Todo o romance é preenchido pela passagem de personagens-tipo, que ocupam o seu específico lugar no enredo delineado pelo autor. De uma forma (algumas vezes) mordaz, Jorge de Sena vai caracterizando a sociedade da sua juventude, a mesma que em grande parte o tornou um emigrante, pois embora o seu exílio fosse voluntário ele deveu-se sobretudo ao facto de não poder em Portugal fazer aquilo que mais gostava: escrever. «Em Portugal, se eu me tivesse lançado na engenharia particularmente, à margem da minha actividade oficial de funcionário, poderia ter ganho muito dinheiro talvez.(...) Mas se eu tivesse feito isso, quando teria sido o escritor que, em 1959, tinha títulos suficientes para mudar de vida? E esta mudança era, então, um imperativo da minha slvação como tal. O destino deu-me a opção -e eu não me arrependi ainda de a ter aceitado.»
[6]
Regressemos às personagens-tipo. Do primo Ramiro -salazarista convicto-, ao tio Justino -professor, jogador no casino e ex-militar, que nunca tinha serenado após a sua destituição-, passando pela mãe de Jorge -profundamente conservadora- e por Zé Ramos -comunista altamente inflamado nas suas crenças e que acreditava que só pela acção se poderia contribuir para reformar o mundo-, todos enriquecem o espaço social da obra, caracterizando-a e definindo-a politicamente. Aqui há que fazer uma referência ao homem republicano que nos aparece na Parte Quinta do romance; é uma personagem riquíssima, que simboliza perfeitamente o político da primeira República. Mas não só estas personagens: também Rodrigues e Mercedes -acima referidos-, cada um à sua maneira, vão preencher o espaço psicológico da obra, pois são frequentemente a razão dos pensamentos e das confusões de Jorge e estão na origem directa da mudança que o leva a largar definitivamente a puberdade e a entrar, consequentemente, na idade adulta -pelo menos maturidade de pensamento. Jorge passa de "criança" a poeta, naquele que parece ser o seu destino, absolutamente inesperado diga-se -a família de Jorge não tinha qulaquer tipo de consideração por poetas ou homens das letras que eram profundamente desconsiderados.

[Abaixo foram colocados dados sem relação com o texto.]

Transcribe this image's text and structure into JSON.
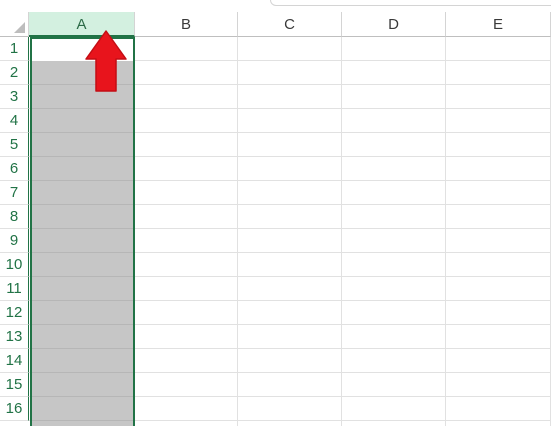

Sinais de Fogo vem enquadrar-se perfeitamente no trabalho de Jorge de Sena e é, de certa forma, o culminar de uma evolução como escritor. Já muitos traços do romance se encontram num outro livro de sua autoria intitulado Os Grão-Capitães, e muito particularmente num conto dessa obra intitulado Homenagem ao Papagaio Verde. Se lido em diferentes ocasiões -como foi o meu caso- quase se pode enquadrar a personagem Jorge nessa infância e família aí descrita. São evidentemente histórias diferentes, mas de uma enorme semelhança e verosimilhança de escrita e de pensamento, que nos conseguem emocionar. É esse, sem dúvida, o grande espírito e estilo da obra de Jorge de Sena, que por vezes parece passar (ingloriamente) despercebido em Portugal.


[1]No prefácio de Sinais de Fogo, 3ª ed., Edições 70, escrito por Arnaldo Saraiva, encontra-se a referência à investigação feita por Jorge de Sena, quer pessoalmente, quer com a colaboração de Luís Amaro.

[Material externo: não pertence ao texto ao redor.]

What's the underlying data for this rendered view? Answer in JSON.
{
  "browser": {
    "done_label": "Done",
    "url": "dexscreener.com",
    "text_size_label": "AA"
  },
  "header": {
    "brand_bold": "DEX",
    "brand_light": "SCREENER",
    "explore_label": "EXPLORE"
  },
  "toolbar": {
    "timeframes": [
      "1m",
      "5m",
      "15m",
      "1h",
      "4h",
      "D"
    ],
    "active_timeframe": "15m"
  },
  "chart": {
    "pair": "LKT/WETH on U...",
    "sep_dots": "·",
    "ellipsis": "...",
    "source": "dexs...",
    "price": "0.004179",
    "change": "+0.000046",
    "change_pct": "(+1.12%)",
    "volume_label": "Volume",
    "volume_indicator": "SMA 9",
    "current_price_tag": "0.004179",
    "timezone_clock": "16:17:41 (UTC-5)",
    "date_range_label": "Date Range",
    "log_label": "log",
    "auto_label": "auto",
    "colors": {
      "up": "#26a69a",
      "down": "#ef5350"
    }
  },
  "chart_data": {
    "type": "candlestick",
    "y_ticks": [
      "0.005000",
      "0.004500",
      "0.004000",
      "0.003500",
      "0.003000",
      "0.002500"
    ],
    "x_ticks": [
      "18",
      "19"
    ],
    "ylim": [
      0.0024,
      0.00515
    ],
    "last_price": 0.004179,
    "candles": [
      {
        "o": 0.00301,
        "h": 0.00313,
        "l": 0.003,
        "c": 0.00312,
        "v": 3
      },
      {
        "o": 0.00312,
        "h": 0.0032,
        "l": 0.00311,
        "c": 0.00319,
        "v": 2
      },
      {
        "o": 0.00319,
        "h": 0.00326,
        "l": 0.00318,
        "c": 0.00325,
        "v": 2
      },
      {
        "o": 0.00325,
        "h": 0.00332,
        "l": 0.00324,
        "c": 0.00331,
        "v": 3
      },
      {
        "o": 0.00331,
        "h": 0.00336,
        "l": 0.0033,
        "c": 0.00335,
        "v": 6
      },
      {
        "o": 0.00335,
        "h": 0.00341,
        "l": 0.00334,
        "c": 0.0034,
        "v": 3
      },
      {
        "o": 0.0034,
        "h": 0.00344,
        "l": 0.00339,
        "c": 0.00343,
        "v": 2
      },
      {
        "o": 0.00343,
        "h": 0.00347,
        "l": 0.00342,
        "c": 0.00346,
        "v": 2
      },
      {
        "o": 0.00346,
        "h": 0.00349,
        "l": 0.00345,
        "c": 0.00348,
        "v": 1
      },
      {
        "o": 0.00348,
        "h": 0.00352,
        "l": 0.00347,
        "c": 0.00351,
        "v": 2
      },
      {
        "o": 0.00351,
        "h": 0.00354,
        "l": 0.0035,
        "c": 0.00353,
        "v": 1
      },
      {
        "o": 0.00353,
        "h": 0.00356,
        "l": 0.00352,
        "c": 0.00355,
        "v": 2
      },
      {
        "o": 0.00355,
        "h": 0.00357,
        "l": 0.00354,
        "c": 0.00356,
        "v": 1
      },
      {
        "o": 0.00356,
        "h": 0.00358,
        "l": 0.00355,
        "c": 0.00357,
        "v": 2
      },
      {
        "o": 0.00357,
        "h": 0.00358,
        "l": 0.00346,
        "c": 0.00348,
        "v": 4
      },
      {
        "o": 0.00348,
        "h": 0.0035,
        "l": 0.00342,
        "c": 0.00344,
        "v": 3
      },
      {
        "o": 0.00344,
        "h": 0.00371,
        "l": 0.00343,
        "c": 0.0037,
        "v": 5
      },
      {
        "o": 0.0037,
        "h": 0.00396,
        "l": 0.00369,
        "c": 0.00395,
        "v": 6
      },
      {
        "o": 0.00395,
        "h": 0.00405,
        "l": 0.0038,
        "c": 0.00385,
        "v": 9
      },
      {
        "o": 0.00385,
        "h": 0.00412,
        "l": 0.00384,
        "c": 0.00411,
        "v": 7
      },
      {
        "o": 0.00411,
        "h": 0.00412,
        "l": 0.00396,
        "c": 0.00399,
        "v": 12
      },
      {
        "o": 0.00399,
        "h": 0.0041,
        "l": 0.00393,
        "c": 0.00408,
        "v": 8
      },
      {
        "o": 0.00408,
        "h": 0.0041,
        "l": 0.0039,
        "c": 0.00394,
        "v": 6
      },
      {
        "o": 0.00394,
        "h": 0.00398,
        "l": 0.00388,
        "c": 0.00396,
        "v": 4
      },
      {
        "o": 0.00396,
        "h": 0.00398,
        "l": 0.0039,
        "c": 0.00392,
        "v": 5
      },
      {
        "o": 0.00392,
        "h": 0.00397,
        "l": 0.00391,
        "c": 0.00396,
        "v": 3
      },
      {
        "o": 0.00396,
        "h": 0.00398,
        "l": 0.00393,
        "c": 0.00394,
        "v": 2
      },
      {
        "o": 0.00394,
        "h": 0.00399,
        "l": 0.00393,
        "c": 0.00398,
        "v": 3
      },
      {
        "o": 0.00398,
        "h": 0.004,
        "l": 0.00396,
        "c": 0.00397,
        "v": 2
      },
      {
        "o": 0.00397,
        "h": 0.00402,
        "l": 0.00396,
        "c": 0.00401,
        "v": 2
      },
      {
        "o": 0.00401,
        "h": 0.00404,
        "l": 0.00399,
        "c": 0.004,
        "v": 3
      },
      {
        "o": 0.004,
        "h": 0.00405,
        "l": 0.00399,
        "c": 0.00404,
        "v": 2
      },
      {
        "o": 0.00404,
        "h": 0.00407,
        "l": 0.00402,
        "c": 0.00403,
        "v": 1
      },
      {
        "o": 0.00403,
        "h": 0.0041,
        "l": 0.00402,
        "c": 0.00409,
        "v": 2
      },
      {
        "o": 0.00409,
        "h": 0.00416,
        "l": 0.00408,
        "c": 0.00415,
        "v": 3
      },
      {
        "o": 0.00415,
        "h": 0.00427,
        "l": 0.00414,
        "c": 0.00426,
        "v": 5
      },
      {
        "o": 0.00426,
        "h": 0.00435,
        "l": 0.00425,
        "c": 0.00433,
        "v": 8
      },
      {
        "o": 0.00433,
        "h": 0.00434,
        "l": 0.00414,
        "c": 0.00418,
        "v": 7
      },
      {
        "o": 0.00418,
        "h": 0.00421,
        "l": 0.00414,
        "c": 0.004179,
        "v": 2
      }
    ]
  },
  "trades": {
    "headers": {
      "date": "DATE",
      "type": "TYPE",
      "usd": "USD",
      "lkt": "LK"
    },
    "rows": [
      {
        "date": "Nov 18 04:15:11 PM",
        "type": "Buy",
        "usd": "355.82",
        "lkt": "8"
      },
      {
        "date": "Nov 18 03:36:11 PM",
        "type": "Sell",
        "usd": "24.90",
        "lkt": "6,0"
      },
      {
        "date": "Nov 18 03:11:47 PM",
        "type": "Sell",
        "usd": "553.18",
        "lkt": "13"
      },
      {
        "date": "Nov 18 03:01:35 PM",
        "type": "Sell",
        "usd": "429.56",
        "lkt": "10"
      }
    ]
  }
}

[2]Mécia de Sena, "Prefácio" de Sinais de Fogo, 6ª ed., Lisboa, Edições Asa, 1995.
[3]Monte Cativo era o nome do grande romance de Jorge de Sena, que pretendia retratar a sociedade portuguesa entre os anos de 1936 e 1959. Sinais de Fogo foi o primeiro e único volume publicado desse grande projecto, que ficou incompleto.

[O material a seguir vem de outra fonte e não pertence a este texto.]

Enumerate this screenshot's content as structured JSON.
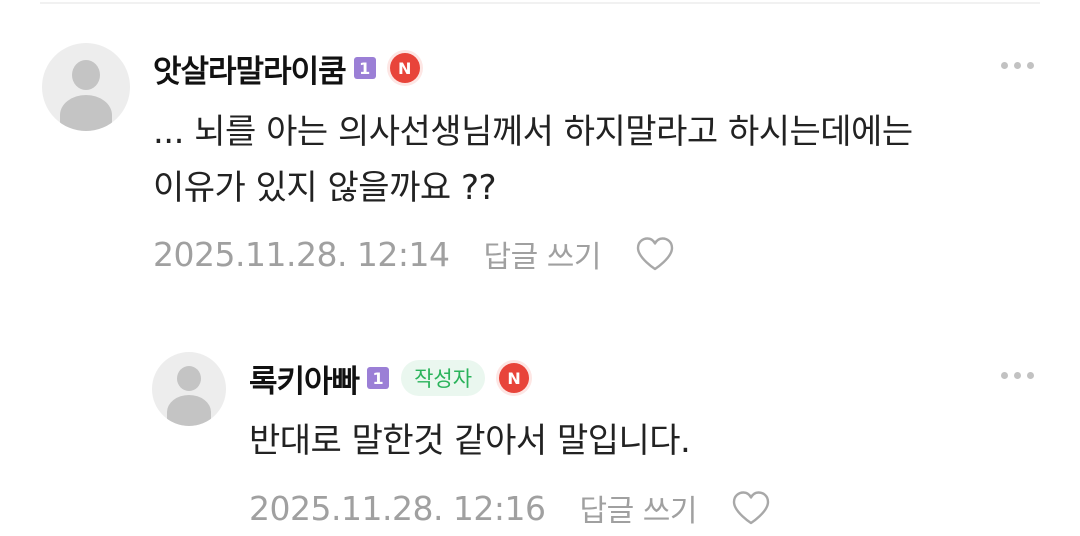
{
  "comments": [
    {
      "username": "앗살라말라이쿰",
      "level": "1",
      "n_badge": "N",
      "text": "... 뇌를 아는 의사선생님께서 하지말라고 하시는데에는\n이유가 있지 않을까요 ??",
      "date": "2025.11.28. 12:14",
      "reply_label": "답글 쓰기"
    },
    {
      "username": "록키아빠",
      "level": "1",
      "author_tag": "작성자",
      "n_badge": "N",
      "text": "반대로 말한것 같아서 말입니다.",
      "date": "2025.11.28. 12:16",
      "reply_label": "답글 쓰기"
    }
  ],
  "colors": {
    "accent_green": "#2bb35b",
    "level_purple": "#9b7fd6",
    "new_red": "#e8443a",
    "meta_gray": "#a0a0a0"
  },
  "icons": [
    "user-avatar-icon",
    "more-dots-icon",
    "heart-icon"
  ]
}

[4]Jorge de Sena, Sinais de Fogo, 6ª ed., Edições Asa, 1995, p.67.
[5]Idem, ibidem, pp.529-530.
[6]Excerto de uma entrevista a Jorge de Sena, citada por Eugénio Lisboa, in Estudos Sobre Jorge de Sena, Lisboa, Editorial Presença, 1984, p.37.

Trabalho realizado em 1997 para a cadeira de História da Cultura Contemporânea, então (e espero que ainda) leccionada por Sérgio Campos Matos.